Dr Agustin Alomar
Psoralens + UVA (PUVA) therapy is a well-known treatment for vitiligo, as well as Narrowband-UVB (NB-UVB), but other photochemotherapy regimens for vitiligo consists of khellin as a photosensitiser, a furanochromone extracted of the plant Amni visnaga (5,8 dimetoxi.2 methyl-4,5 furo-6,7 chromone), and UVA irradiation (KUVA). The main advantage is its lack of phototoxicity, making it safe for use either as a home treatment or a treatment involving natural sunlight, even on a daily regimen. It is also less mutagenic than psoralens, and lessens the darkening of normal skin. Khellin can be given orally at 100 mg, 2 hours before treatment. The efficacy rate of this treatment can be compared to PUVA, but is limited as approximately 30% of patients develop liver toxicity (cytolysis), resulting in oral systemic treatment being practically abandoned.
Khellin can also be formulated for topical applications, incorporated into a moisturising cream or carbopol gel, at a concentration of 3 to 5%. Sunlight irradiation in the form of topical ‘KUVA-sun’ could also be very useful in sunny countries where it is possible to receive low doses of natural sunlight over several months, with very nice results.

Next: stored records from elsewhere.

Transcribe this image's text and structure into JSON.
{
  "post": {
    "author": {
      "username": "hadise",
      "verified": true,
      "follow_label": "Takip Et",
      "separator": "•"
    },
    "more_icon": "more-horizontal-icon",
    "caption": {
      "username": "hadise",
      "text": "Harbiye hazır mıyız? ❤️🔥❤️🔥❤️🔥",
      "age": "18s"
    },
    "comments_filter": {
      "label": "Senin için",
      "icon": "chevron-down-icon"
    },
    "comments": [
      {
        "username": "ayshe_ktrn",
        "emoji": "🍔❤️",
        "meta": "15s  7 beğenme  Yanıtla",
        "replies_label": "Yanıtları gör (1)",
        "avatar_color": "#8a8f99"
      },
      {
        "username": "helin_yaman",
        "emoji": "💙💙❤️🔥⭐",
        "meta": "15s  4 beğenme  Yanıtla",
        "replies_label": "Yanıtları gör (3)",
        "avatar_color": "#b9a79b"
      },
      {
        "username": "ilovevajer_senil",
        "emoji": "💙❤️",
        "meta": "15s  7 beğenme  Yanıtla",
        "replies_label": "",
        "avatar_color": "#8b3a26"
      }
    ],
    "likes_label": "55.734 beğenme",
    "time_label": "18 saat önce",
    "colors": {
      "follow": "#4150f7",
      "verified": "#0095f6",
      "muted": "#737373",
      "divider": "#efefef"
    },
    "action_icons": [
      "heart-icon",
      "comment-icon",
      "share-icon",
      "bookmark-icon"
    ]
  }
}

However, its efficacy in comparison with oral PUVA or other therapeutic modalities has not been established.
Twenty years of experience have convinced me completely about the use of topically-applied khellin plus sunlight exposure. Although its capacity to stimulate melanocyte mitosis is inferior to psoralens, its long-term safety is important.
Topical application of khellin achieves a notable level of penetration of the active substance to the basal layer in just an hour (according to recent unpublished research), yet daily application also achieves an effective epidermic depot effect. The combination of a minimum daily sunlight exposure of 5, 10, or 15 minutes if possible, usually produces excellent results in responsive body areas.